The electrocardiograms removed from the electrodes 1 pass through the amplifier 2, and are fed to the input of the imaging unit 3, in which they are converted into a sequence of pulses calibrated in duration and amplitude. The output of the generator 3 is cyclically connected to the input of one of the integrators 5 and 6 through the measurement time of the pulse frequency. The integrators 5 and 6 operate in a linear accumulation mode of pulses from the generator 3 and form voltages proportional to the number of these pulses during the measurement interval pulse rate, and, therefore, proportional tgfg. Thus, during the current i-ro measurement, one integrator is in the accumulation mode

four

pulses - the receiving integrator, and the other - in the mode of remembering the result of the previous one, the (i-1) -th null frequency measurement - the memory integrator. In the moment

the end of the next pulse frequency measurement interval to the switch 4 from the control circuit 11 receives a command voltage pulse. This impulse connects the outputs of the integrators 5 and 6 to the inputs of the corresponding dividers 7 and 8, the memory integrator voltage being divided by (t-1) times, and the receiving integrator voltage is i-times, where i is the current order dead measure

pulse rate.

Output voltages from dividers 7 and 8 are fed to inputs of subtraction circuit 9.

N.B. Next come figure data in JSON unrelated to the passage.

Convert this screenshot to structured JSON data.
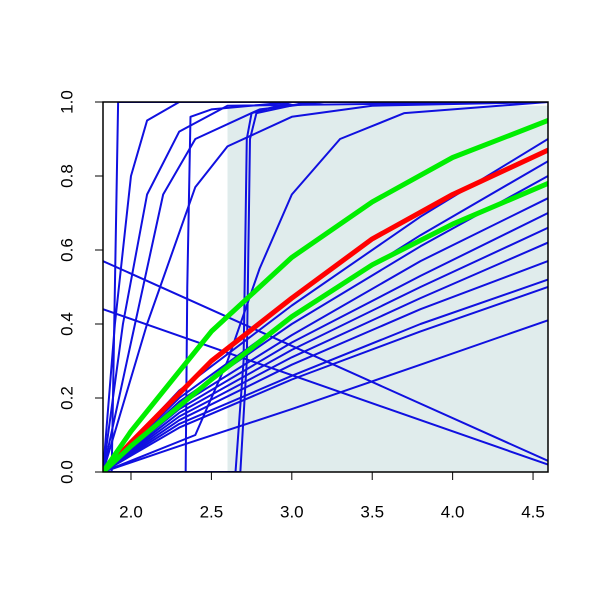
{
  "chart_data": {
    "type": "line",
    "xlim": [
      1.826,
      4.593
    ],
    "ylim": [
      0,
      1
    ],
    "xticks": [
      {
        "value": 2,
        "label": "2.0"
      },
      {
        "value": 2.5,
        "label": "2.5"
      },
      {
        "value": 3,
        "label": "3.0"
      },
      {
        "value": 3.5,
        "label": "3.5"
      },
      {
        "value": 4,
        "label": "4.0"
      },
      {
        "value": 4.5,
        "label": "4.5"
      }
    ],
    "yticks": [
      {
        "value": 0,
        "label": "0.0"
      },
      {
        "value": 0.2,
        "label": "0.2"
      },
      {
        "value": 0.4,
        "label": "0.4"
      },
      {
        "value": 0.6,
        "label": "0.6"
      },
      {
        "value": 0.8,
        "label": "0.8"
      },
      {
        "value": 1,
        "label": "1.0"
      }
    ],
    "shaded_region": {
      "x": [
        2.6,
        4.593
      ],
      "y": [
        0,
        0.99
      ],
      "color": "#e0ecec"
    },
    "series": [
      {
        "color": "#1010e0",
        "linewidth": 2,
        "x": [
          1.826,
          1.88,
          1.9,
          1.92,
          4.593
        ],
        "values": [
          0,
          0,
          0.5,
          1,
          1
        ]
      },
      {
        "color": "#1010e0",
        "linewidth": 2,
        "x": [
          1.826,
          1.9,
          2.0,
          2.1,
          2.3,
          4.593
        ],
        "values": [
          0,
          0.4,
          0.8,
          0.95,
          1,
          1
        ]
      },
      {
        "color": "#1010e0",
        "linewidth": 2,
        "x": [
          1.826,
          1.95,
          2.1,
          2.3,
          2.6,
          4.593
        ],
        "values": [
          0,
          0.4,
          0.75,
          0.92,
          0.99,
          1
        ]
      },
      {
        "color": "#1010e0",
        "linewidth": 2,
        "x": [
          1.826,
          2.0,
          2.2,
          2.4,
          2.8,
          3.2,
          4.593
        ],
        "values": [
          0,
          0.35,
          0.75,
          0.9,
          0.98,
          1,
          1
        ]
      },
      {
        "color": "#1010e0",
        "linewidth": 2,
        "x": [
          1.826,
          2.1,
          2.4,
          2.6,
          3.0,
          3.5,
          4.593
        ],
        "values": [
          0,
          0.4,
          0.77,
          0.88,
          0.96,
          0.99,
          1
        ]
      },
      {
        "color": "#1010e0",
        "linewidth": 2,
        "x": [
          1.826,
          2.34,
          2.35,
          2.37,
          2.5,
          3.0,
          4.593
        ],
        "values": [
          0,
          0,
          0.5,
          0.96,
          0.98,
          1,
          1
        ]
      },
      {
        "color": "#1010e0",
        "linewidth": 2,
        "x": [
          1.826,
          2.65,
          2.7,
          2.72,
          2.75,
          3.0,
          4.593
        ],
        "values": [
          0,
          0,
          0.3,
          0.9,
          0.97,
          1,
          1
        ]
      },
      {
        "color": "#1010e0",
        "linewidth": 2,
        "x": [
          1.826,
          2.68,
          2.72,
          2.74,
          2.78,
          3.1,
          4.593
        ],
        "values": [
          0,
          0,
          0.3,
          0.9,
          0.97,
          1,
          1
        ]
      },
      {
        "color": "#1010e0",
        "linewidth": 2,
        "x": [
          1.826,
          2.4,
          2.6,
          2.8,
          3.0,
          3.3,
          3.7,
          4.593
        ],
        "values": [
          0,
          0.1,
          0.3,
          0.55,
          0.75,
          0.9,
          0.97,
          1
        ]
      },
      {
        "color": "#1010e0",
        "linewidth": 2,
        "x": [
          1.826,
          4.593
        ],
        "values": [
          0.57,
          0.03
        ]
      },
      {
        "color": "#1010e0",
        "linewidth": 2,
        "x": [
          1.826,
          4.593
        ],
        "values": [
          0.44,
          0.02
        ]
      },
      {
        "color": "#1010e0",
        "linewidth": 2,
        "x": [
          1.826,
          2.3,
          3.0,
          3.8,
          4.593
        ],
        "values": [
          0,
          0.07,
          0.17,
          0.29,
          0.41
        ]
      },
      {
        "color": "#1010e0",
        "linewidth": 2,
        "x": [
          1.826,
          2.3,
          3.0,
          3.8,
          4.593
        ],
        "values": [
          0,
          0.12,
          0.25,
          0.38,
          0.5
        ]
      },
      {
        "color": "#1010e0",
        "linewidth": 2,
        "x": [
          1.826,
          2.3,
          3.0,
          3.8,
          4.593
        ],
        "values": [
          0,
          0.13,
          0.26,
          0.4,
          0.52
        ]
      },
      {
        "color": "#1010e0",
        "linewidth": 2,
        "x": [
          1.826,
          2.3,
          3.0,
          3.8,
          4.593
        ],
        "values": [
          0,
          0.14,
          0.29,
          0.44,
          0.57
        ]
      },
      {
        "color": "#1010e0",
        "linewidth": 2,
        "x": [
          1.826,
          2.3,
          3.0,
          3.8,
          4.593
        ],
        "values": [
          0,
          0.15,
          0.31,
          0.47,
          0.62
        ]
      },
      {
        "color": "#1010e0",
        "linewidth": 2,
        "x": [
          1.826,
          2.3,
          3.0,
          3.8,
          4.593
        ],
        "values": [
          0,
          0.16,
          0.33,
          0.5,
          0.66
        ]
      },
      {
        "color": "#1010e0",
        "linewidth": 2,
        "x": [
          1.826,
          2.3,
          3.0,
          3.8,
          4.593
        ],
        "values": [
          0,
          0.17,
          0.35,
          0.53,
          0.7
        ]
      },
      {
        "color": "#1010e0",
        "linewidth": 2,
        "x": [
          1.826,
          2.3,
          3.0,
          3.8,
          4.593
        ],
        "values": [
          0,
          0.18,
          0.37,
          0.57,
          0.74
        ]
      },
      {
        "color": "#1010e0",
        "linewidth": 2,
        "x": [
          1.826,
          2.3,
          3.0,
          3.8,
          4.593
        ],
        "values": [
          0,
          0.19,
          0.4,
          0.61,
          0.8
        ]
      },
      {
        "color": "#1010e0",
        "linewidth": 2,
        "x": [
          1.826,
          2.3,
          3.0,
          3.8,
          4.593
        ],
        "values": [
          0,
          0.2,
          0.42,
          0.64,
          0.84
        ]
      },
      {
        "color": "#1010e0",
        "linewidth": 2,
        "x": [
          1.826,
          2.3,
          3.0,
          3.8,
          4.593
        ],
        "values": [
          0,
          0.22,
          0.45,
          0.69,
          0.9
        ]
      },
      {
        "color": "#ff0000",
        "linewidth": 5,
        "x": [
          1.826,
          2.0,
          2.5,
          3.0,
          3.5,
          4.0,
          4.593
        ],
        "values": [
          0,
          0.08,
          0.3,
          0.47,
          0.63,
          0.75,
          0.87
        ]
      },
      {
        "color": "#00ee00",
        "linewidth": 5,
        "x": [
          1.826,
          2.0,
          2.5,
          3.0,
          3.5,
          4.0,
          4.593
        ],
        "values": [
          0,
          0.11,
          0.38,
          0.58,
          0.73,
          0.85,
          0.95
        ]
      },
      {
        "color": "#00ee00",
        "linewidth": 5,
        "x": [
          1.826,
          2.0,
          2.5,
          3.0,
          3.5,
          4.0,
          4.593
        ],
        "values": [
          0,
          0.07,
          0.25,
          0.42,
          0.56,
          0.67,
          0.78
        ]
      }
    ]
  }
}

Under the conditions of execution (tg fg-tg fg l) 0

at the output of the subtraction circuit 9 but is

a signal that can be used to turn on the indicator 10, giving a command to reduce the intensity or stop the exercise. The control signal 11 is triggered from the same signal, completing the cycle of operation of the entire device by resetting it to its original state. If, after the next measurement of the pulse rate (tg fg-tg fg l) 0, then the command pulse of the control circuit

using switch 4, the voltage is reset from the memory integrator, the transfer of this integrator to the receive mode and transfer of the second integrator from the receive mode to the memory mode, as well as the switching of dividers 7 and 8 to the next division stage, and the division ratio heart rate measurement number. The device is switched from the initial state to the pulse rate measurement mode by switching on the control circuit of the 11 toggle switch.

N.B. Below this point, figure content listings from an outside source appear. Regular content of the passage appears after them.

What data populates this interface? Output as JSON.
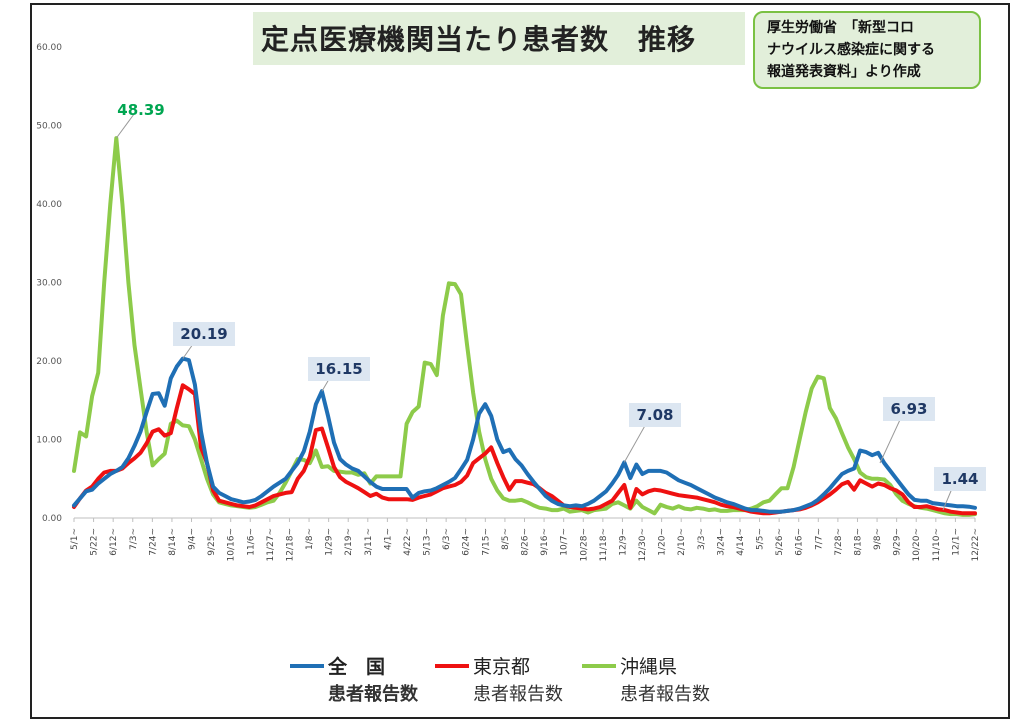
{
  "chart_data": {
    "type": "line",
    "title": "定点医療機関当たり患者数　推移",
    "source_note": "厚生労働省　「新型コロ\nナウイルス感染症に関する\n報道発表資料」より作成",
    "ylim": [
      0,
      60
    ],
    "y_ticks": [
      "0.00",
      "10.00",
      "20.00",
      "30.00",
      "40.00",
      "50.00",
      "60.00"
    ],
    "y_tick_values": [
      0,
      10,
      20,
      30,
      40,
      50,
      60
    ],
    "x_tick_labels": [
      "5/1~",
      "5/22~",
      "6/12~",
      "7/3~",
      "7/24~",
      "8/14~",
      "9/4~",
      "9/25~",
      "10/16~",
      "11/6~",
      "11/27~",
      "12/18~",
      "1/8~",
      "1/29~",
      "2/19~",
      "3/11~",
      "4/1~",
      "4/22~",
      "5/13~",
      "6/3~",
      "6/24~",
      "7/15~",
      "8/5~",
      "8/26~",
      "9/16~",
      "10/7~",
      "10/28~",
      "11/18~",
      "12/9~",
      "12/30~",
      "1/20~",
      "2/10~",
      "3/3~",
      "3/24~",
      "4/14~",
      "5/5~",
      "5/26~",
      "6/16~",
      "7/7~",
      "7/28~",
      "8/18~",
      "9/8~",
      "9/29~",
      "10/20~",
      "11/10~",
      "12/1~",
      "12/22~"
    ],
    "grid": false,
    "legend_position": "bottom",
    "series": [
      {
        "name": "全　国",
        "sub": "患者報告数",
        "color": "#1f6fb5",
        "values": [
          1.6,
          2.5,
          3.4,
          3.6,
          4.4,
          5.0,
          5.6,
          6.0,
          6.5,
          7.6,
          9.2,
          11.0,
          13.5,
          15.8,
          15.9,
          14.3,
          17.8,
          19.3,
          20.3,
          20.1,
          17.0,
          11.0,
          7.0,
          4.0,
          3.2,
          2.8,
          2.4,
          2.2,
          2.0,
          2.1,
          2.3,
          2.8,
          3.4,
          4.0,
          4.5,
          5.0,
          6.0,
          7.0,
          8.5,
          11.0,
          14.5,
          16.15,
          13.0,
          9.6,
          7.5,
          6.8,
          6.3,
          6.0,
          5.3,
          4.6,
          4.0,
          3.7,
          3.7,
          3.7,
          3.7,
          3.7,
          2.6,
          3.2,
          3.4,
          3.5,
          3.8,
          4.2,
          4.6,
          5.1,
          6.2,
          7.4,
          10.0,
          13.3,
          14.5,
          13.0,
          10.0,
          8.4,
          8.7,
          7.5,
          6.7,
          5.6,
          4.6,
          3.7,
          2.8,
          2.2,
          1.8,
          1.6,
          1.5,
          1.6,
          1.5,
          1.8,
          2.2,
          2.8,
          3.4,
          4.4,
          5.5,
          7.08,
          5.1,
          6.8,
          5.6,
          6.0,
          6.0,
          6.0,
          5.8,
          5.3,
          4.8,
          4.5,
          4.2,
          3.8,
          3.4,
          3.0,
          2.6,
          2.3,
          2.0,
          1.8,
          1.5,
          1.2,
          1.0,
          1.0,
          0.9,
          0.8,
          0.8,
          0.8,
          0.9,
          1.0,
          1.2,
          1.5,
          1.8,
          2.3,
          3.0,
          3.8,
          4.7,
          5.6,
          6.0,
          6.3,
          8.6,
          8.4,
          8.0,
          8.3,
          7.0,
          6.0,
          5.0,
          4.0,
          3.0,
          2.3,
          2.2,
          2.2,
          1.9,
          1.8,
          1.7,
          1.6,
          1.5,
          1.5,
          1.44,
          1.3
        ]
      },
      {
        "name": "東京都",
        "sub": "患者報告数",
        "color": "#ee1111",
        "values": [
          1.4,
          2.5,
          3.5,
          4.0,
          5.0,
          5.8,
          6.0,
          6.0,
          6.3,
          7.0,
          7.6,
          8.3,
          9.5,
          11.0,
          11.3,
          10.5,
          10.8,
          14.0,
          16.9,
          16.4,
          15.8,
          9.0,
          7.0,
          3.5,
          2.2,
          2.0,
          1.8,
          1.6,
          1.5,
          1.4,
          1.6,
          2.0,
          2.4,
          2.8,
          3.0,
          3.2,
          3.3,
          5.0,
          6.0,
          7.8,
          11.2,
          11.4,
          9.0,
          6.5,
          5.2,
          4.6,
          4.2,
          3.8,
          3.3,
          2.8,
          3.1,
          2.6,
          2.4,
          2.4,
          2.4,
          2.4,
          2.3,
          2.6,
          2.8,
          3.0,
          3.4,
          3.8,
          4.0,
          4.2,
          4.6,
          5.4,
          7.0,
          7.6,
          8.2,
          9.0,
          7.0,
          5.2,
          3.6,
          4.7,
          4.7,
          4.5,
          4.3,
          3.8,
          3.2,
          2.8,
          2.2,
          1.6,
          1.4,
          1.3,
          1.2,
          1.1,
          1.2,
          1.4,
          1.8,
          2.2,
          3.2,
          4.2,
          1.3,
          3.7,
          3.0,
          3.4,
          3.6,
          3.5,
          3.3,
          3.1,
          2.9,
          2.8,
          2.7,
          2.6,
          2.4,
          2.2,
          2.0,
          1.7,
          1.5,
          1.4,
          1.2,
          1.0,
          0.8,
          0.7,
          0.6,
          0.6,
          0.7,
          0.8,
          0.9,
          1.0,
          1.1,
          1.3,
          1.6,
          2.0,
          2.5,
          3.0,
          3.6,
          4.3,
          4.6,
          3.6,
          4.8,
          4.4,
          4.0,
          4.4,
          4.2,
          3.8,
          3.5,
          3.0,
          2.0,
          1.4,
          1.4,
          1.5,
          1.3,
          1.1,
          1.0,
          0.8,
          0.7,
          0.6,
          0.6,
          0.6
        ]
      },
      {
        "name": "沖縄県",
        "sub": "患者報告数",
        "color": "#8dcb4a",
        "values": [
          6.0,
          10.9,
          10.4,
          15.5,
          18.5,
          30.0,
          40.0,
          48.39,
          40.0,
          30.0,
          22.0,
          16.5,
          11.0,
          6.7,
          7.5,
          8.2,
          12.0,
          12.4,
          11.8,
          11.7,
          10.0,
          7.5,
          5.0,
          3.0,
          2.0,
          1.8,
          1.6,
          1.5,
          1.4,
          1.3,
          1.4,
          1.7,
          2.0,
          2.2,
          3.2,
          4.5,
          6.0,
          7.5,
          7.4,
          7.0,
          8.6,
          6.5,
          6.6,
          6.0,
          5.9,
          5.8,
          5.8,
          5.5,
          5.7,
          4.4,
          5.3,
          5.3,
          5.3,
          5.3,
          5.3,
          12.0,
          13.5,
          14.2,
          19.8,
          19.6,
          18.2,
          25.8,
          29.9,
          29.8,
          28.5,
          22.0,
          16.0,
          11.0,
          7.5,
          5.0,
          3.5,
          2.5,
          2.2,
          2.2,
          2.3,
          2.0,
          1.6,
          1.3,
          1.2,
          1.0,
          1.0,
          1.2,
          0.8,
          0.9,
          1.0,
          0.7,
          1.0,
          1.1,
          1.2,
          1.8,
          2.0,
          1.6,
          1.2,
          2.2,
          1.4,
          1.0,
          0.6,
          1.7,
          1.4,
          1.2,
          1.5,
          1.2,
          1.1,
          1.3,
          1.2,
          1.0,
          1.1,
          0.9,
          0.9,
          1.0,
          1.0,
          1.0,
          1.2,
          1.5,
          2.0,
          2.2,
          3.0,
          3.8,
          3.8,
          6.5,
          10.0,
          13.5,
          16.5,
          18.0,
          17.8,
          14.0,
          12.7,
          10.8,
          9.0,
          7.5,
          5.8,
          5.2,
          5.0,
          5.0,
          4.9,
          4.2,
          3.0,
          2.2,
          1.8,
          1.5,
          1.3,
          1.2,
          1.0,
          0.8,
          0.6,
          0.5,
          0.5,
          0.4,
          0.4,
          0.5
        ]
      }
    ],
    "annotations": [
      {
        "label": "48.39",
        "series": 2,
        "color": "#00a651"
      },
      {
        "label": "20.19",
        "series": 0,
        "color": "#1f3864"
      },
      {
        "label": "16.15",
        "series": 0,
        "color": "#1f3864"
      },
      {
        "label": "7.08",
        "series": 0,
        "color": "#1f3864"
      },
      {
        "label": "6.93",
        "series": 0,
        "color": "#1f3864"
      },
      {
        "label": "1.44",
        "series": 0,
        "color": "#1f3864"
      }
    ]
  }
}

The proposed device provides a definition of the degree of adaptation of the organism.

to the magnitude of the muscular load, which allows it to be used for the purpose of individual dosing of the magnitude of the muscular load.

Claims (2)

Invention Formula A device for controlling the pulse, containing electrodes, an amplifier, a driver, a sequential sequence, and an indicator, characterized in that, in order to determine the degree of adaptation of the organism to the muscular load, it has a switch, two integrators, two dividers, a control circuit and a subtraction scheme, the output of the driver through the switch is connected to the inputs of the integrators, the outputs of which through the switch are connected to the respective dividers, the outputs of the dividers are connected to the inputs of the circuit subtraction, and the output of the latter is connected to indicator and control circuit with a switch. Sources of information taken into account in the examination 1. USSR author's certificate No. 465185, cl. A 61B 5/02, 1973. 2. Sorokin, AP and others. Some aspects of the dosage of exercise and adaptation to it. In Proc .: Aspects of adaptation. Ed. A.P. Sorokina, Gorky, 1973, p. 28- 37.